Oligodendrocyte-like cells and neuropil-like islands (H&E; ×200).

Figure 4

Neuropil-like island (H&E; ×100).

Figure 5

Synaptophysin positivity in large neurons (synaptophysin; ×400).

3. Discussion

Our case is a childhood glioneuronal tumor with rosetted neuropil-like islands located at the cervicothoracic region of the spinal cord. This group of tumors was firstly described by Teo et al. [4]. These tumors usually present with supratentorial, hemispheric location. Reported patients are between the ages of 23 and 44 [2-8]. Harris and Horoupian, Rickert et al., and Poliani et al. have reported cases of spinal cord location [9-11]. To the best of our knowledge, our case is the second youngest case having this tumor at the spinal cord.

Radiologically, intramedullary tumors are usually described as nodular, moderately contrast enhancing lesions.

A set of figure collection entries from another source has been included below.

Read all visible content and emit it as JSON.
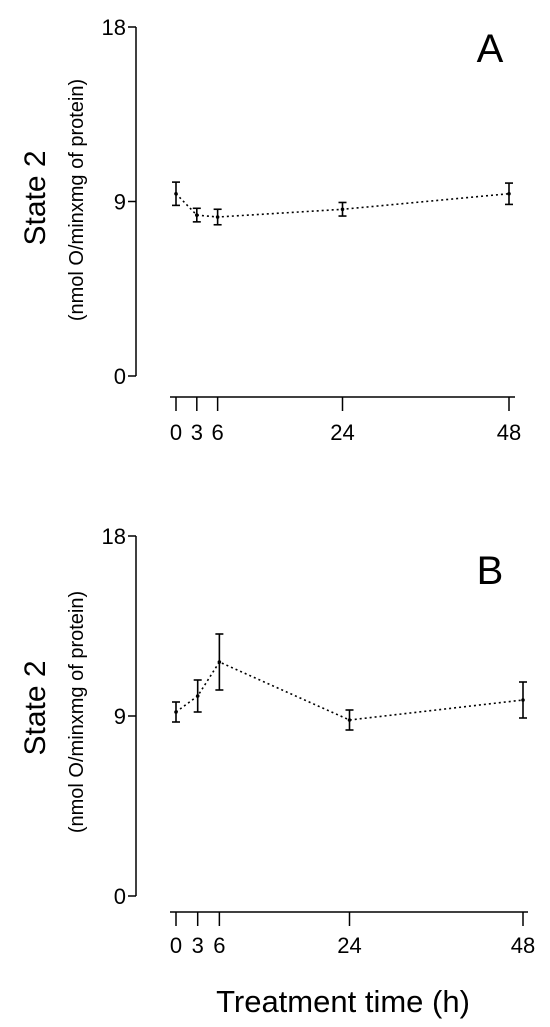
{
  "chart_data": [
    {
      "type": "line",
      "panel_label": "A",
      "ylabel": "State 2",
      "ylabel_sub": "(nmol O/minxmg of protein)",
      "xlabel": "",
      "ylim": [
        0,
        18
      ],
      "yticks": [
        "0",
        "9",
        "18"
      ],
      "x_tick_values": [
        0,
        3,
        6,
        24,
        48
      ],
      "x_tick_labels": [
        "0",
        "3",
        "6",
        "24",
        "48"
      ],
      "grid": false,
      "line_style": "dotted",
      "series": [
        {
          "x": [
            0,
            3,
            6,
            24,
            48
          ],
          "y": [
            9.4,
            8.3,
            8.2,
            8.6,
            9.4
          ],
          "error": [
            0.6,
            0.35,
            0.4,
            0.35,
            0.55
          ]
        }
      ]
    },
    {
      "type": "line",
      "panel_label": "B",
      "ylabel": "State 2",
      "ylabel_sub": "(nmol O/minxmg of protein)",
      "xlabel": "Treatment time (h)",
      "ylim": [
        0,
        18
      ],
      "yticks": [
        "0",
        "9",
        "18"
      ],
      "x_tick_values": [
        0,
        3,
        6,
        24,
        48
      ],
      "x_tick_labels": [
        "0",
        "3",
        "6",
        "24",
        "48"
      ],
      "grid": false,
      "line_style": "dotted",
      "series": [
        {
          "x": [
            0,
            3,
            6,
            24,
            48
          ],
          "y": [
            9.2,
            10.0,
            11.7,
            8.8,
            9.8
          ],
          "error": [
            0.5,
            0.8,
            1.4,
            0.5,
            0.9
          ]
        }
      ]
    }
  ]
}
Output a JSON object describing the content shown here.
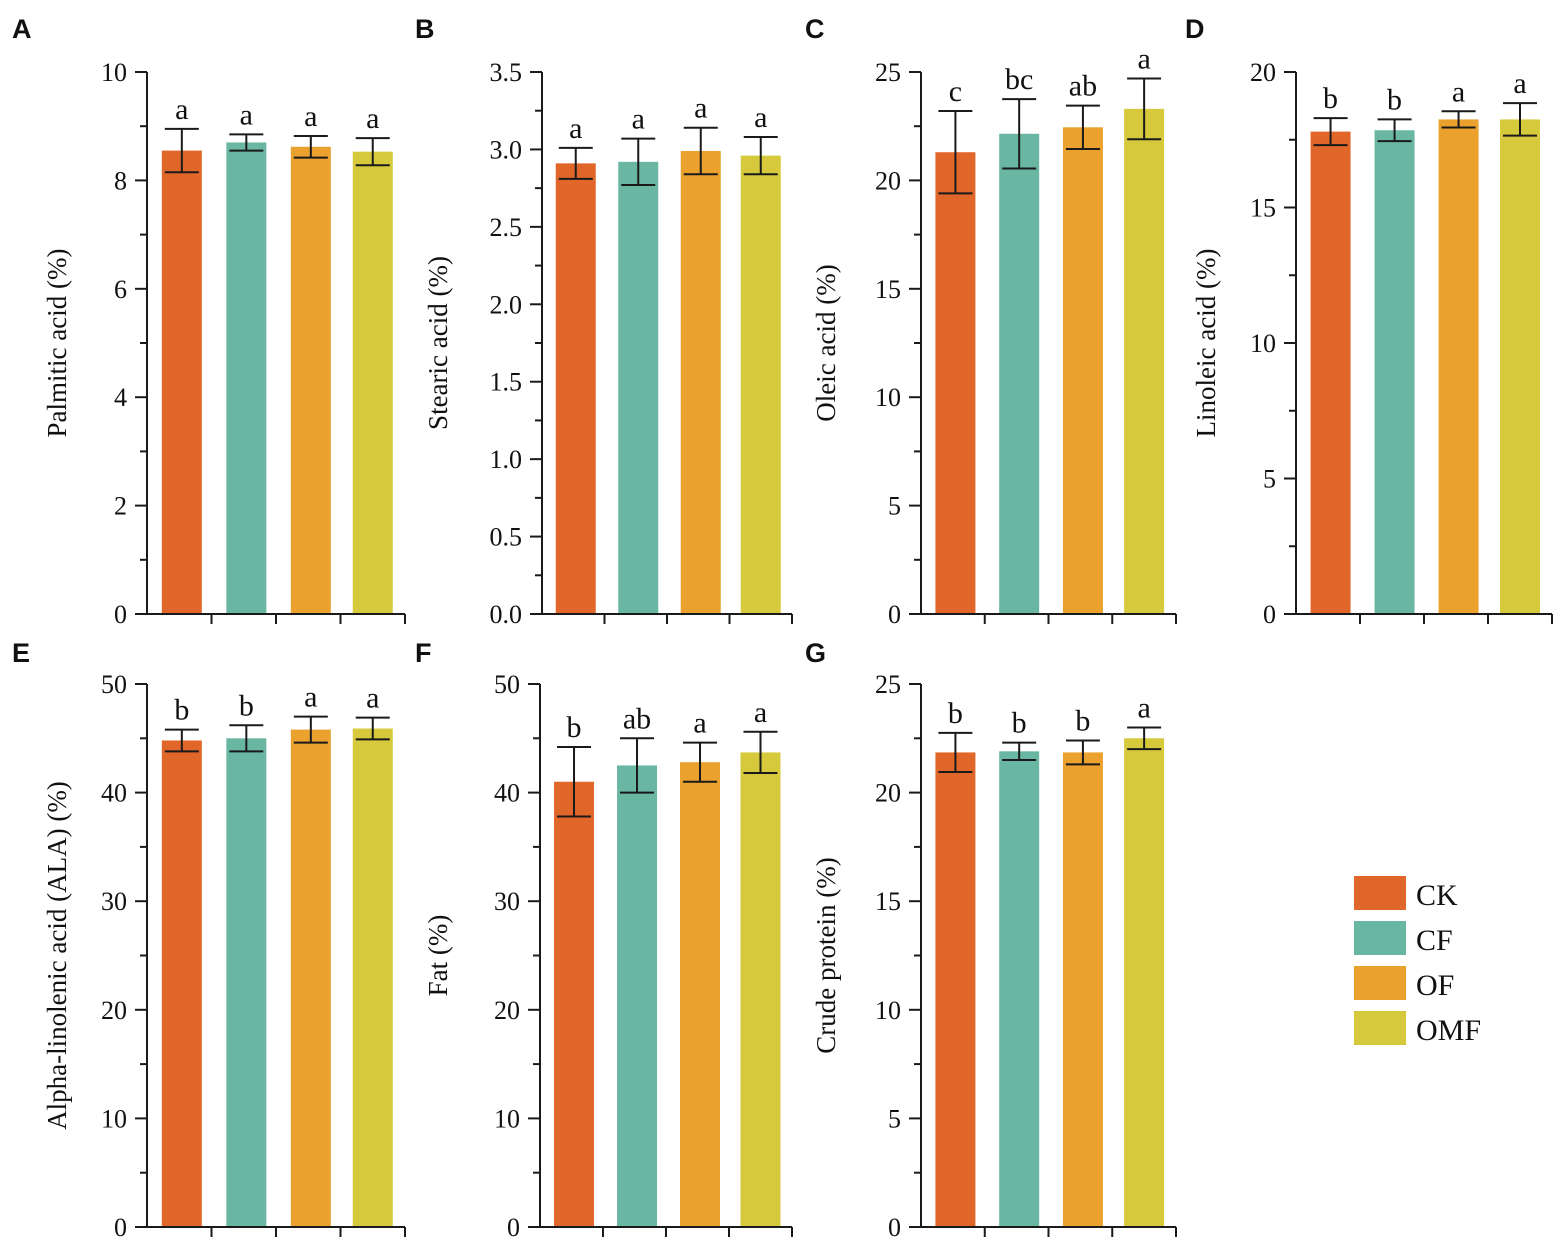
{
  "figure": {
    "legend": [
      {
        "name": "CK",
        "color": "#E1662A"
      },
      {
        "name": "CF",
        "color": "#69B7A3"
      },
      {
        "name": "OF",
        "color": "#EAA12E"
      },
      {
        "name": "OMF",
        "color": "#D6C93C"
      }
    ]
  },
  "chart_data": [
    {
      "panel": "A",
      "type": "bar",
      "categories": [
        "CK",
        "CF",
        "OF",
        "OMF"
      ],
      "values": [
        8.55,
        8.7,
        8.62,
        8.53
      ],
      "errors": [
        0.4,
        0.15,
        0.2,
        0.25
      ],
      "significance": [
        "a",
        "a",
        "a",
        "a"
      ],
      "xlabel": "",
      "ylabel": "Palmitic acid (%)",
      "ylim": [
        0,
        10
      ],
      "yticks": [
        "0",
        "2",
        "4",
        "6",
        "8",
        "10"
      ],
      "minor_tick_step": 1
    },
    {
      "panel": "B",
      "type": "bar",
      "categories": [
        "CK",
        "CF",
        "OF",
        "OMF"
      ],
      "values": [
        2.91,
        2.92,
        2.99,
        2.96
      ],
      "errors": [
        0.1,
        0.15,
        0.15,
        0.12
      ],
      "significance": [
        "a",
        "a",
        "a",
        "a"
      ],
      "xlabel": "",
      "ylabel": "Stearic acid (%)",
      "ylim": [
        0,
        3.5
      ],
      "yticks": [
        "0.0",
        "0.5",
        "1.0",
        "1.5",
        "2.0",
        "2.5",
        "3.0",
        "3.5"
      ],
      "minor_tick_step": 0.25
    },
    {
      "panel": "C",
      "type": "bar",
      "categories": [
        "CK",
        "CF",
        "OF",
        "OMF"
      ],
      "values": [
        21.3,
        22.15,
        22.45,
        23.3
      ],
      "errors": [
        1.9,
        1.6,
        1.0,
        1.4
      ],
      "significance": [
        "c",
        "bc",
        "ab",
        "a"
      ],
      "xlabel": "",
      "ylabel": "Oleic acid (%)",
      "ylim": [
        0,
        25
      ],
      "yticks": [
        "0",
        "5",
        "10",
        "15",
        "20",
        "25"
      ],
      "minor_tick_step": 2.5
    },
    {
      "panel": "D",
      "type": "bar",
      "categories": [
        "CK",
        "CF",
        "OF",
        "OMF"
      ],
      "values": [
        17.8,
        17.85,
        18.25,
        18.25
      ],
      "errors": [
        0.5,
        0.4,
        0.3,
        0.6
      ],
      "significance": [
        "b",
        "b",
        "a",
        "a"
      ],
      "xlabel": "",
      "ylabel": "Linoleic acid (%)",
      "ylim": [
        0,
        20
      ],
      "yticks": [
        "0",
        "5",
        "10",
        "15",
        "20"
      ],
      "minor_tick_step": 2.5
    },
    {
      "panel": "E",
      "type": "bar",
      "categories": [
        "CK",
        "CF",
        "OF",
        "OMF"
      ],
      "values": [
        44.8,
        45.0,
        45.8,
        45.9
      ],
      "errors": [
        1.0,
        1.2,
        1.2,
        1.0
      ],
      "significance": [
        "b",
        "b",
        "a",
        "a"
      ],
      "xlabel": "",
      "ylabel": "Alpha-linolenic acid (ALA) (%)",
      "ylim": [
        0,
        50
      ],
      "yticks": [
        "0",
        "10",
        "20",
        "30",
        "40",
        "50"
      ],
      "minor_tick_step": 5
    },
    {
      "panel": "F",
      "type": "bar",
      "categories": [
        "CK",
        "CF",
        "OF",
        "OMF"
      ],
      "values": [
        41.0,
        42.5,
        42.8,
        43.7
      ],
      "errors": [
        3.2,
        2.5,
        1.8,
        1.9
      ],
      "significance": [
        "b",
        "ab",
        "a",
        "a"
      ],
      "xlabel": "",
      "ylabel": "Fat (%)",
      "ylim": [
        0,
        50
      ],
      "yticks": [
        "0",
        "10",
        "20",
        "30",
        "40",
        "50"
      ],
      "minor_tick_step": 5
    },
    {
      "panel": "G",
      "type": "bar",
      "categories": [
        "CK",
        "CF",
        "OF",
        "OMF"
      ],
      "values": [
        21.85,
        21.9,
        21.85,
        22.5
      ],
      "errors": [
        0.9,
        0.4,
        0.55,
        0.5
      ],
      "significance": [
        "b",
        "b",
        "b",
        "a"
      ],
      "xlabel": "",
      "ylabel": "Crude protein (%)",
      "ylim": [
        0,
        25
      ],
      "yticks": [
        "0",
        "5",
        "10",
        "15",
        "20",
        "25"
      ],
      "minor_tick_step": 2.5
    }
  ]
}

Cerebral cases are hypointense in T1 and hyperintense and focally contrast enhancing in T2. Hemispheric white matter, corpus callosum, and basal ganglia locations have been reported [2–5, 9].

These tumors are morphologically biphasic tumors composed of astrocytic and neuronal components. Distinct from diffuse astrocytomas, neuropil-like islands disperse in neuroparenchyma in permeative fashion. In some cases, astrocytic component may be dominant. Microcystic and myxoid changes can be detected within these regions. Cellular component of neuropil-like islands are oligodendrocyte-like cells displaying perinuclear clearing. Big neurons are scattered in glial tissue. They do not show pleomorphism or binucleation [2-5].

Immunohistochemically, glial tissue is positive for GFAP; neuropil-like islands and big neurons are positive for neuronal markers such as synaptophysin, Neu-N, and Hu [1]. Keyvani et al. reported that, within these tumors, Ki-67 proliferation index was 3.9% (0.6–9.3) in neuronal component and 1.5% (0.6–2.6) in astrocytic component [3]. In our case, Ki-67 proliferation index was 1% in astrocytic component and it was negative in neuronal component. Positivity for p53 has been reported in some cases [5]. p53 was negative in our case.

The glioneuronal tumors can be mistakenly diagnosed as oligodendrogliomas, astrocytomas, or ependymomas. Oligodendrogliomas are distinct with their molecular genetic features. Rarely, ependymomas containing neuropil-like islands have been reported [1]. Ependymomas can be distinguished morphologically by displaying formation of rosettes and pseudorosettes and immunohistochemically by EMA positivity. Perry et al. claimed that glioneuronal tumors were oligodendroglial tumors showing neurocytic differentiation [12]. Oligodendrocyte-like cells having perinuclear halo and 1p 19q deletion in a small number of cases are histologic and molecular genetic findings, respectively, supporting Perry and his colleagues' claim [12, 13]. However, it has been noted that in some cases 1p 19q deletion could not be detected [8]. On the contrary, Keyvani et al. found increase in 7q and loss in 9p in molecular genetic studies of a small number of cases [3]. Loss of 4q, 5q, and 11p and gain of 6p, 7q, 8q, 11q, 12p, and 15q were found in another cytogenetic study of Min et al. [14].

Actually these tumors can be diagnosed morphologically straightforwardly. They are classified within the group of astrocytomas; however, their category can be changed in the future classifications. Their rarity results in classification difficulties. It would be beneficial to collect cases in a center in order to conduct molecular studies and report the findings.